[LEAPSECS] Leap second relationship to ISO 8601

Clive D.W. Feather clive at davros.org
Thu Aug 28 10:10:12 EDT 2014


Brooks Harris said:
> In particular, 8601 implies use of "offset 
> from UTC", as indication of "local time", but conflates this with 
> Daylight Savings.

No, it doesn't.

It uses offset from UTC as an indication of, wait for it, offset from UTC.

> For example, a date and time in New York City might be 
> represented as 2014-07-04T00:00:00-05:00 which misses the fact that 
> Daylight was in effect, or 2014-07-04T00:00:00-04:00 which misses the 
> fact the the fixed timezone offset is -05:00.

No.

2014-07-04T00:00:00-05:00 means the start of the day according to a clock
observing an offset of -5 hours. Someone in New York City might have such a
clock if they needed to correspond with Chicago.

2014-07-04T00:00:00-04:00 means the start of the day according to a clock
observing an offset of -5 hours.
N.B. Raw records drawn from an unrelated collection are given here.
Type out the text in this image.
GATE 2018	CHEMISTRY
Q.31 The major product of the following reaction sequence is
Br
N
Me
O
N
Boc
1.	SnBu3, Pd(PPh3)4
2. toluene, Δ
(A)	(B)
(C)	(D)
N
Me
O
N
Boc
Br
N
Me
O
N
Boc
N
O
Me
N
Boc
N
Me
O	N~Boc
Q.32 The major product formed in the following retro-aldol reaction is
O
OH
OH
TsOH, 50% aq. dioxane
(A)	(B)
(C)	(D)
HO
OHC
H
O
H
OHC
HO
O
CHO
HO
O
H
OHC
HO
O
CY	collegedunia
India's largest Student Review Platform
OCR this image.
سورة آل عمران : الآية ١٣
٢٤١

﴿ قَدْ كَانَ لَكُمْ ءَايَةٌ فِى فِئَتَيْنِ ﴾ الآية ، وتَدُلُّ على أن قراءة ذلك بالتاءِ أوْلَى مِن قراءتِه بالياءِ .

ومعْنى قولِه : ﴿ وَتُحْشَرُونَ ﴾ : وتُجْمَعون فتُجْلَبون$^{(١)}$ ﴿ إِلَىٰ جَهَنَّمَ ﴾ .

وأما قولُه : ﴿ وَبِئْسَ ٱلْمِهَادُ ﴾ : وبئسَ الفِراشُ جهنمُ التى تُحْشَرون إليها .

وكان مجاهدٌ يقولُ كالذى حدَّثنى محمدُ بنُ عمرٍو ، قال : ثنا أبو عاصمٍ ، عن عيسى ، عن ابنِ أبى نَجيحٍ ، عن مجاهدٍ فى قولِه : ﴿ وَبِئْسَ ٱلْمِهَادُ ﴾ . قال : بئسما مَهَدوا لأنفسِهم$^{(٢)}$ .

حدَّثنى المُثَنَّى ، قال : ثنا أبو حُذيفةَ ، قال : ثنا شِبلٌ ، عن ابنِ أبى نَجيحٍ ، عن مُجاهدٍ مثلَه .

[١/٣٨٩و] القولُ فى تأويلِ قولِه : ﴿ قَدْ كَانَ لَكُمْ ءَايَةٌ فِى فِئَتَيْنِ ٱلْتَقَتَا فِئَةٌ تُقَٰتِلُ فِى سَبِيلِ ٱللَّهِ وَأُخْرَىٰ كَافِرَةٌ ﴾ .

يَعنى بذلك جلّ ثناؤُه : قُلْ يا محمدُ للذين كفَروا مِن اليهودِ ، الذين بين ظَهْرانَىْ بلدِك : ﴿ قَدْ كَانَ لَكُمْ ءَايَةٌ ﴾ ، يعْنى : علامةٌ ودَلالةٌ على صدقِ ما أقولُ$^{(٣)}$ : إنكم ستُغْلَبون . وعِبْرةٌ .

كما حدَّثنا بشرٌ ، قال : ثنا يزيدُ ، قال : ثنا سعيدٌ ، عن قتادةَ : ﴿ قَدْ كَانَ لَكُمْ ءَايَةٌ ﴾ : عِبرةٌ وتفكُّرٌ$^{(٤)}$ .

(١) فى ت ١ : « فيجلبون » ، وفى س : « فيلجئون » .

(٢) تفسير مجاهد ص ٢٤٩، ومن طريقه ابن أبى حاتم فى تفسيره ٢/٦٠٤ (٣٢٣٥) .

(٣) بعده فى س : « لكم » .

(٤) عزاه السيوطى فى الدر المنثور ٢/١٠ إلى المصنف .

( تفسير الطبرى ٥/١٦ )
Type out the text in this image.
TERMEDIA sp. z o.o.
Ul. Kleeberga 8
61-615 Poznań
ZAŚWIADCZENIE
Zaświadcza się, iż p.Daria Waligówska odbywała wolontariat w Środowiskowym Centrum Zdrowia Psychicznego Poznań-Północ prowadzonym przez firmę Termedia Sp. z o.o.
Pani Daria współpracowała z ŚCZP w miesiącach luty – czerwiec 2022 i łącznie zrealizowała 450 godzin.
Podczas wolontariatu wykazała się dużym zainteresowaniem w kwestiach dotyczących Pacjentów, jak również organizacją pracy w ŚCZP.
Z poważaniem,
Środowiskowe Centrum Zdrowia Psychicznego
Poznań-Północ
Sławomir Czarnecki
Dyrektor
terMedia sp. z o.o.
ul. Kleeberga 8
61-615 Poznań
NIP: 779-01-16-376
That is the offset typically observed [1]
in New York City on that date.

The use of an offset does *NOT* imply either a time zone or the presence or
absence of an bi-annual shift.

My office in Cambridge has clocks on the wall showing the time in offsets
-07:00, -04:00, +01:00, +02:00, +05:30, and +08:00, because those are the
ones we regularly communicate. Though they all show different numbers, they
are all showing the same time.

[1] But see R.v Haddock [1967] BBC 1.4.

-- 
Clive D.W. Feather          | If you lie to the compiler,
Email: clive at davros.org     | it will get its revenge.